Desde que me enamoré de la adictiva desnudez de la utopía del pueblo, le huyo a la corbata de los profesores de Ética, y a los historiadores de patética sonrisa que no tienen biografía relevante, ni coleccionan álbumes de gatitos exóticos. La cosa se puso peor, para mí, cuando me parecieron una aberración las hipotecas con el rostro del banquero, y la teoría de la movilidad social, en el delirium tremen de la pobreza, la vi como un pozo lleno de ratas tuberculosas y enredaderas rojas que se marchitan por falta de sol y jabón atómico; y, cuando me obligaron a decir “presente” en las clases de Estratificación Social, comprendí que el centro nacional de registros de la propiedad es una cueva en la que los ladrones legalizan su botín… y salen ilesos.

Y cómo no se me iba a poner peor todo si, desde que fui esclavizado por la utopía sin conocimiento de efecto, me persiguen los ojos sencillos del pueblo, los que, por la tarde, parecen un insondable lago de flores negras, y de cuando en cuando me invade su voz tempranera, que es tan fresca como las madrugadas de mayo que revientan luces de bengala, con un adictivo olor a panela que se prende de mi mano izquierda. Ah, utopía social de ocultos caminos, copiosa y diáfana silueta que desciende del aire de la montaña sin usureros ni mojones; su infinita desnudez me pide, a gritos, la vespertina luz de la luna que quiere llegar antes de tiempo, y me exige que mis manos bajen por la superficie tersa de sus nutritivas montañas de leche, para naufragar, a salvo, en el oasis de la conciencia que recupera su sangre en las venas abiertas de sus raíces hipotecadas desde las primeras palabras –“en el principio creó Dios a los políticos”- que son tenebrosas porque las habita un vacío lleno de gente que deambula en las tinieblas.
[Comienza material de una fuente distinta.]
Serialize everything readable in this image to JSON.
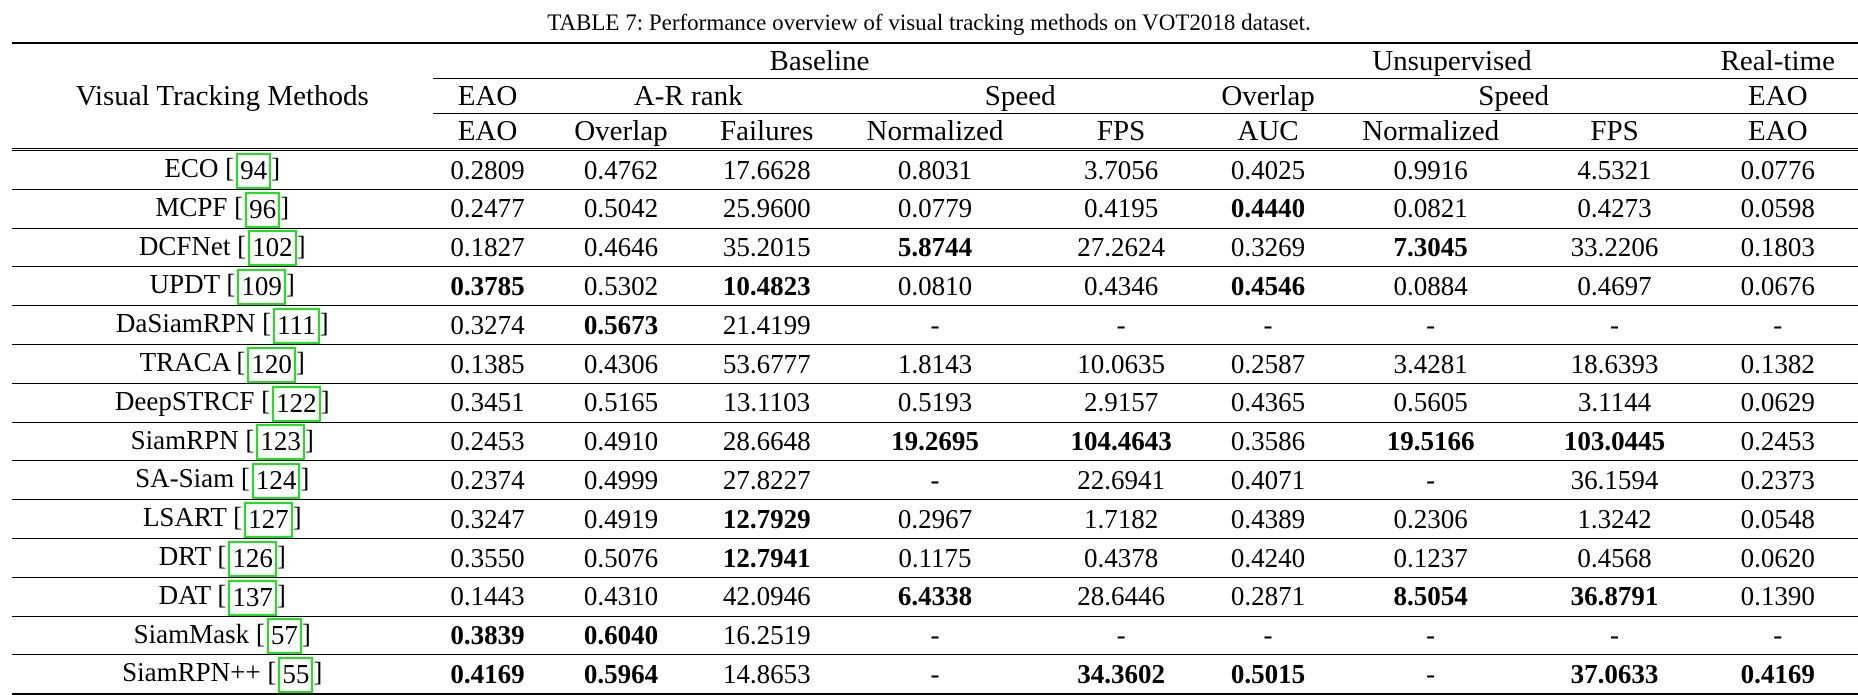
{
  "caption": "TABLE 7: Performance overview of visual tracking methods on VOT2018 dataset.",
  "header": {
    "method_col": "Visual Tracking Methods",
    "groups": {
      "baseline": "Baseline",
      "unsupervised": "Unsupervised",
      "realtime": "Real-time"
    },
    "sub": {
      "eao": "EAO",
      "ar_rank": "A-R rank",
      "speed": "Speed",
      "overlap": "Overlap",
      "speed_u": "Speed",
      "eao_rt": "EAO"
    },
    "cols": [
      "EAO",
      "Overlap",
      "Failures",
      "Normalized",
      "FPS",
      "AUC",
      "Normalized",
      "FPS",
      "EAO"
    ]
  },
  "rows": [
    {
      "name": "ECO",
      "ref": "94",
      "vals": [
        "0.2809",
        "0.4762",
        "17.6628",
        "0.8031",
        "3.7056",
        "0.4025",
        "0.9916",
        "4.5321",
        "0.0776"
      ],
      "bold": []
    },
    {
      "name": "MCPF",
      "ref": "96",
      "vals": [
        "0.2477",
        "0.5042",
        "25.9600",
        "0.0779",
        "0.4195",
        "0.4440",
        "0.0821",
        "0.4273",
        "0.0598"
      ],
      "bold": [
        5
      ]
    },
    {
      "name": "DCFNet",
      "ref": "102",
      "vals": [
        "0.1827",
        "0.4646",
        "35.2015",
        "5.8744",
        "27.2624",
        "0.3269",
        "7.3045",
        "33.2206",
        "0.1803"
      ],
      "bold": [
        3,
        6
      ]
    },
    {
      "name": "UPDT",
      "ref": "109",
      "vals": [
        "0.3785",
        "0.5302",
        "10.4823",
        "0.0810",
        "0.4346",
        "0.4546",
        "0.0884",
        "0.4697",
        "0.0676"
      ],
      "bold": [
        0,
        2,
        5
      ]
    },
    {
      "name": "DaSiamRPN",
      "ref": "111",
      "vals": [
        "0.3274",
        "0.5673",
        "21.4199",
        "-",
        "-",
        "-",
        "-",
        "-",
        "-"
      ],
      "bold": [
        1
      ]
    },
    {
      "name": "TRACA",
      "ref": "120",
      "vals": [
        "0.1385",
        "0.4306",
        "53.6777",
        "1.8143",
        "10.0635",
        "0.2587",
        "3.4281",
        "18.6393",
        "0.1382"
      ],
      "bold": []
    },
    {
      "name": "DeepSTRCF",
      "ref": "122",
      "vals": [
        "0.3451",
        "0.5165",
        "13.1103",
        "0.5193",
        "2.9157",
        "0.4365",
        "0.5605",
        "3.1144",
        "0.0629"
      ],
      "bold": []
    },
    {
      "name": "SiamRPN",
      "ref": "123",
      "vals": [
        "0.2453",
        "0.4910",
        "28.6648",
        "19.2695",
        "104.4643",
        "0.3586",
        "19.5166",
        "103.0445",
        "0.2453"
      ],
      "bold": [
        3,
        4,
        6,
        7
      ]
    },
    {
      "name": "SA-Siam",
      "ref": "124",
      "vals": [
        "0.2374",
        "0.4999",
        "27.8227",
        "-",
        "22.6941",
        "0.4071",
        "-",
        "36.1594",
        "0.2373"
      ],
      "bold": []
    },
    {
      "name": "LSART",
      "ref": "127",
      "vals": [
        "0.3247",
        "0.4919",
        "12.7929",
        "0.2967",
        "1.7182",
        "0.4389",
        "0.2306",
        "1.3242",
        "0.0548"
      ],
      "bold": [
        2
      ]
    },
    {
      "name": "DRT",
      "ref": "126",
      "vals": [
        "0.3550",
        "0.5076",
        "12.7941",
        "0.1175",
        "0.4378",
        "0.4240",
        "0.1237",
        "0.4568",
        "0.0620"
      ],
      "bold": [
        2
      ]
    },
    {
      "name": "DAT",
      "ref": "137",
      "vals": [
        "0.1443",
        "0.4310",
        "42.0946",
        "6.4338",
        "28.6446",
        "0.2871",
        "8.5054",
        "36.8791",
        "0.1390"
      ],
      "bold": [
        3,
        6,
        7
      ]
    },
    {
      "name": "SiamMask",
      "ref": "57",
      "vals": [
        "0.3839",
        "0.6040",
        "16.2519",
        "-",
        "-",
        "-",
        "-",
        "-",
        "-"
      ],
      "bold": [
        0,
        1
      ]
    },
    {
      "name": "SiamRPN++",
      "ref": "55",
      "vals": [
        "0.4169",
        "0.5964",
        "14.8653",
        "-",
        "34.3602",
        "0.5015",
        "-",
        "37.0633",
        "0.4169"
      ],
      "bold": [
        0,
        1,
        4,
        5,
        7,
        8
      ]
    }
  ]
}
Desde que me enamoré de la densa desnudez de la utopía, condición necesaria para que el pueblo la conozca sin máscaras filosóficas, no tengo pena de decir que soy un vigía sin ojos de los dos siglos que, sin hastío, repitieron doscientas veces el primer año; un indigente de la palabra y la sangre ajena, como veneno y antídoto. Le escribo telegramas, a diario, para evadir el control digital de los traidores de las cinco de la tarde; le escribo en el silencio de la letra irreverente, mientras aquellos hablan de ranchos, carros del año, fuero sindical, y de la Constitución que sirvió para la expropiación vertical y el genocidio horizontal. A estas alturas de mi contrato de vida, el miedo tenido y las heridas sufridas en el camino, son la prueba de que la he buscado desde que tengo uso de razón.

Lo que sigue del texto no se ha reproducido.